In the literature, EPSS designers have used classical instructional design approaches (e.g. ADDIE) (Benko & Webster, 1997; Graham & Sheu, 2000), a modification of ED4 (an instructional design and development methodology from Digital Equipment Corporation) (Brown, 1996), rapid prototyping (Tripp & Bichelmeyer, 1990; Law, Okey & Carter, 1995), prototyping and layers of necessity (Wedman & Tessmer, 1991; Northrup et al., 1998), or combination of them (Gustafson, 2000). Witt and Wager (1994) report that large companies modify the ISD models “to meet the unique challenges and complexities of EPSS solutions.” (p. 20)

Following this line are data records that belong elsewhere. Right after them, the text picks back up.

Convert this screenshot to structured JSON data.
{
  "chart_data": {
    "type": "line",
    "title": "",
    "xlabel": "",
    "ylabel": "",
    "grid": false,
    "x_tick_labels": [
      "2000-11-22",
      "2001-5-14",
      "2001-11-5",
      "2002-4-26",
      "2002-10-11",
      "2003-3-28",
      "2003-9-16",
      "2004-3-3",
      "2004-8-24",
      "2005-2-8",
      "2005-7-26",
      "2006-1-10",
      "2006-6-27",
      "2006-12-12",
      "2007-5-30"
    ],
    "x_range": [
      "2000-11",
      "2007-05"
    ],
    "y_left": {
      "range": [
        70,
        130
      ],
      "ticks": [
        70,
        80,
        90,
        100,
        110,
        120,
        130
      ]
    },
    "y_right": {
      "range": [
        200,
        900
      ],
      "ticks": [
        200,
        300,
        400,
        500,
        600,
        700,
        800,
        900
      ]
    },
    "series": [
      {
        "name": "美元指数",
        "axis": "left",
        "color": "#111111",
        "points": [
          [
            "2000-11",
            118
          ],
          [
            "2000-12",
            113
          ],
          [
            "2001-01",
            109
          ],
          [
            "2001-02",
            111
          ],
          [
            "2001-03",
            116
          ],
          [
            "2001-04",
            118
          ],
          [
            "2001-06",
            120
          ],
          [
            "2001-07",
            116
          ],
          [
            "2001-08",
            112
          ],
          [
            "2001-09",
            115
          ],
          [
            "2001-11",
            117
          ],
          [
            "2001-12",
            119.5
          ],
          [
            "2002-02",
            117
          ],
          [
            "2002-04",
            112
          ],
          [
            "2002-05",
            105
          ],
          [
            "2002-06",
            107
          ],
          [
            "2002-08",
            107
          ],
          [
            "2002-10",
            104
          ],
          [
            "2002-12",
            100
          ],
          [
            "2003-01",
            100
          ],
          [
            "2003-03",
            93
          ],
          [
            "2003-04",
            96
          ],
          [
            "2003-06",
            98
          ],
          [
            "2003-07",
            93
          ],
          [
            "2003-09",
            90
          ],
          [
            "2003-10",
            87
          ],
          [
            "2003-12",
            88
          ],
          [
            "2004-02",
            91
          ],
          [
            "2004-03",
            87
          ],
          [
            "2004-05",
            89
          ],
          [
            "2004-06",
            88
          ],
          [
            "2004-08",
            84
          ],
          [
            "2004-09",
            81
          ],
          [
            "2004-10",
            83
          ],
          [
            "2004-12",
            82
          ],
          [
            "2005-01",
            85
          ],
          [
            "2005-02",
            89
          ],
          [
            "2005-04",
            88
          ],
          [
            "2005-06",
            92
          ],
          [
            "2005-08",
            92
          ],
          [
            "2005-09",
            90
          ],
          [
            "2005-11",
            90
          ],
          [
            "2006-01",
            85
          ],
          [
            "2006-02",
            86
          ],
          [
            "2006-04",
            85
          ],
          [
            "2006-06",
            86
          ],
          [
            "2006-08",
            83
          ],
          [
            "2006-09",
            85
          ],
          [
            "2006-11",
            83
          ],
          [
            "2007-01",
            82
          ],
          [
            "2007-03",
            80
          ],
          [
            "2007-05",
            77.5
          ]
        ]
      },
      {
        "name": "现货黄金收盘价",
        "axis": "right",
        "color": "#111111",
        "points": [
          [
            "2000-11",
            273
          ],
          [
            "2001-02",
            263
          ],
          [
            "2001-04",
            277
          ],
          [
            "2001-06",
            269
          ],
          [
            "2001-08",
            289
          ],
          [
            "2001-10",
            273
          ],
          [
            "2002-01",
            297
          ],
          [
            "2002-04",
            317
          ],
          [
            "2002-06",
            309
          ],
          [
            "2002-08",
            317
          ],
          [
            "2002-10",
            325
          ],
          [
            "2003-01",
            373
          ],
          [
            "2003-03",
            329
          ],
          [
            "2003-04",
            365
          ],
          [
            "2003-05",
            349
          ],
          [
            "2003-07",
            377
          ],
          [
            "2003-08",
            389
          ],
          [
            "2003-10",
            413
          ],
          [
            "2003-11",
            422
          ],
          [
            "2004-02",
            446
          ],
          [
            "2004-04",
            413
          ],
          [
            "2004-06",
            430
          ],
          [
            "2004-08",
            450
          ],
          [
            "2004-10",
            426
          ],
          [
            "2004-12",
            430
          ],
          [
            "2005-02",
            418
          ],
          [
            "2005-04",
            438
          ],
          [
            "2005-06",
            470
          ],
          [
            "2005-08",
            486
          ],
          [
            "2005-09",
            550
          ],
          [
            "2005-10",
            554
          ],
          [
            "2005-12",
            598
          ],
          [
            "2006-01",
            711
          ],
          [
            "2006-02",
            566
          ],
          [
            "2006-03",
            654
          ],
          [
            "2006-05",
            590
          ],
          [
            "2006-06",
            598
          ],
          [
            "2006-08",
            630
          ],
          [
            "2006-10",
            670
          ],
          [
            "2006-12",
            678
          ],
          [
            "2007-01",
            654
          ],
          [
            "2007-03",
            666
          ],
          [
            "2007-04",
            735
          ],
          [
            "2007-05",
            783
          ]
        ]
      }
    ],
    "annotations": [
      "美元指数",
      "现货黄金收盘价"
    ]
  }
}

However, as stated by several researchers (Wilson, 1999; Rosenberg, Coscarelli & Hutchison, 1999), ID models have several limitations in performance support systems development. The most significant problem with them is that they generally analyze the job tasks to identify whether someone can perform the task or not. Performance support is concerned with providing information and assistance when the employee needs it and how they need it (Witt & Wager, 1994). Rosenberg et al. (1999) report the necessity of a paradigm change to performance technology systems development models.

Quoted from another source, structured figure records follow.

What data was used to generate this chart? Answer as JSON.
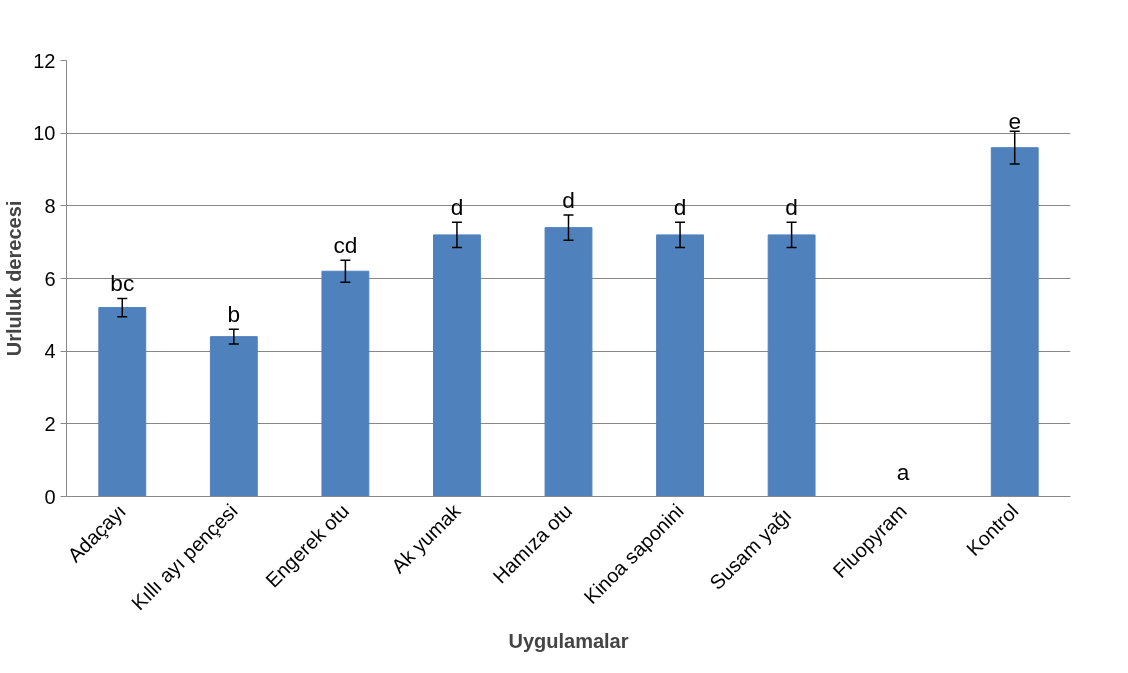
{
  "chart_data": {
    "type": "bar",
    "xlabel": "Uygulamalar",
    "ylabel": "Urluluk derecesi",
    "categories": [
      "Adaçayı",
      "Kıllı ayı pençesi",
      "Engerek otu",
      "Ak yumak",
      "Hamıza otu",
      "Kinoa saponini",
      "Susam  yağı",
      "Fluopyram",
      "Kontrol"
    ],
    "values": [
      5.2,
      4.4,
      6.2,
      7.2,
      7.4,
      7.2,
      7.2,
      0,
      9.6
    ],
    "errors": [
      0.25,
      0.2,
      0.3,
      0.35,
      0.35,
      0.35,
      0.35,
      null,
      0.45
    ],
    "color": "#4f81bd",
    "ylim": [
      0,
      12
    ],
    "yticks": [
      0,
      2,
      4,
      6,
      8,
      10,
      12
    ],
    "grid": "y",
    "annotations": [
      {
        "text": "bc",
        "x": "Adaçayı",
        "y": 5.45
      },
      {
        "text": "b",
        "x": "Kıllı ayı pençesi",
        "y": 4.6
      },
      {
        "text": "cd",
        "x": "Engerek otu",
        "y": 6.5
      },
      {
        "text": "d",
        "x": "Ak yumak",
        "y": 7.55
      },
      {
        "text": "d",
        "x": "Hamıza otu",
        "y": 7.75
      },
      {
        "text": "d",
        "x": "Kinoa saponini",
        "y": 7.55
      },
      {
        "text": "d",
        "x": "Susam  yağı",
        "y": 7.55
      },
      {
        "text": "a",
        "x": "Fluopyram",
        "y": 0
      },
      {
        "text": "e",
        "x": "Kontrol",
        "y": 10.05
      }
    ]
  }
}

Habelow (2000) also raises the issue of the difference between the EPSS design process and ISD, and she discusses the need for involvement of other disciplines. She states
… most organizations have their own customized version of an ISD process that is used as an approach to the design of EPSS applications. With such a striking difference in perspective, learning versus performance, a new model of EPSS design and development that combines the instructional value of education focused models and incorporates a more technological perspective of computer and information systems models may be warranted. (p.76)
Raybould (1995) suggests that the methodology for developing this electronic infrastructure must have a wider scope than other existing methodologies. He emphasizes the need for involving different elements in EPSS design methodology, namely human performance technology, instructional systems development, computer based training, information engineering, business process reengineering, knowledge engineering and technical writing and interface design (Raybould, 1995; Raybould, 2000).
Help from Other Fields
As stated above, an EPSS is composed of several modules or components. The implementation process needs to be based on multiple theories and approaches. Therefore, the process of building those components in an integrated manner has to be a multidisciplinary approach. Raybould (2000) calls this approach Performance Support Engineering (PSE).

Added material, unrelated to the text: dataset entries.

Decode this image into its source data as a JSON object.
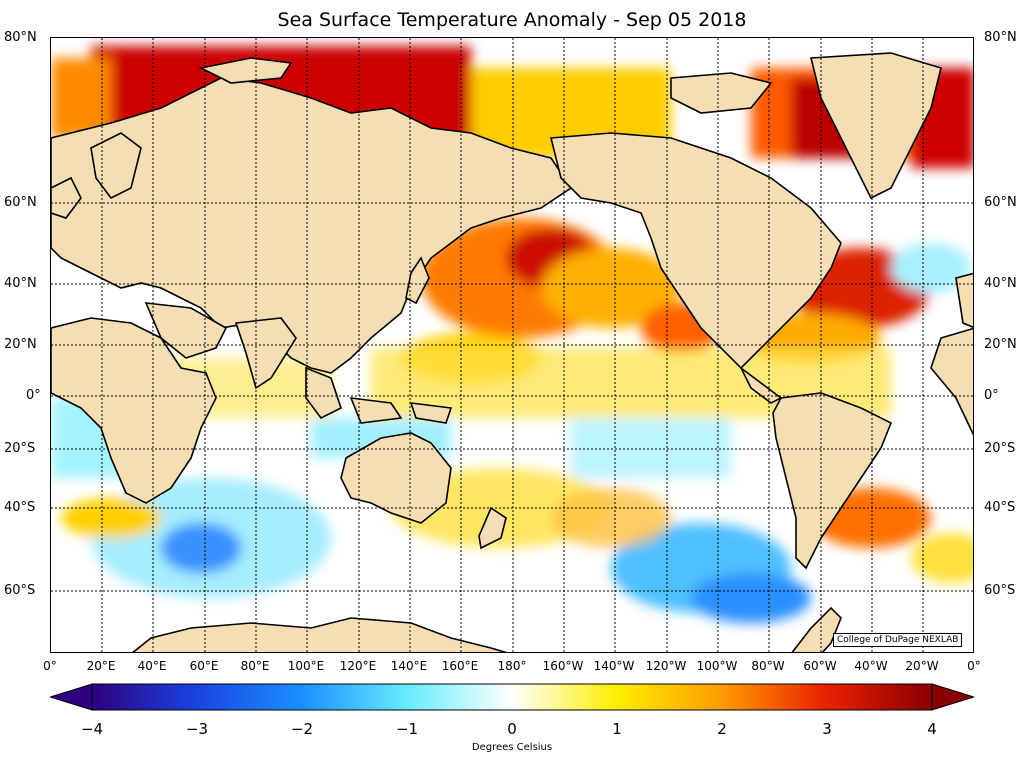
{
  "title": "Sea Surface Temperature Anomaly - Sep 05 2018",
  "lat_labels": {
    "80n": "80°N",
    "60n": "60°N",
    "40n": "40°N",
    "20n": "20°N",
    "eq": "0°",
    "20s": "20°S",
    "40s": "40°S",
    "60s": "60°S"
  },
  "lon_labels": [
    "0°",
    "20°E",
    "40°E",
    "60°E",
    "80°E",
    "100°E",
    "120°E",
    "140°E",
    "160°E",
    "180°",
    "160°W",
    "140°W",
    "120°W",
    "100°W",
    "80°W",
    "60°W",
    "40°W",
    "20°W",
    "0°"
  ],
  "colorbar": {
    "ticks": [
      "−4",
      "−3",
      "−2",
      "−1",
      "0",
      "1",
      "2",
      "3",
      "4"
    ],
    "label": "Degrees Celsius",
    "min": -4,
    "max": 4,
    "extend": "both"
  },
  "credit": "College of DuPage NEXLAB",
  "colors": {
    "land": "#f5deb3",
    "ocean_neutral": "#ffffff",
    "warm_strong": "#c00000",
    "warm_mid": "#ff6a00",
    "warm_light": "#ffee00",
    "cool_light": "#7ff0ff",
    "cool_mid": "#2fa8ff",
    "cool_strong": "#2e0080"
  }
}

For a successful EPSS design/development process, Hannafin, Hill and McCarthy (2000) emphasize the importance of welcoming other approaches that emerged outside of our traditional community, in other related disciplines. Similar to other researchers, they also agree on the multidisciplinary nature of EPSS design, stating that:
EPSS design practices represent a convergence among several related fields and specialties, including human performance technology, computer-supported collaborative work, technical communications, electronic publishing, instructional design, and workplace training. (p. 3)
Similarly, Gustafson (2000) affirms this view and argues that EPSS design/development is an immature technology, so exploring other disciplines and applying their related methodologies will definitely make a significant contribution to the work in EPSS design/development.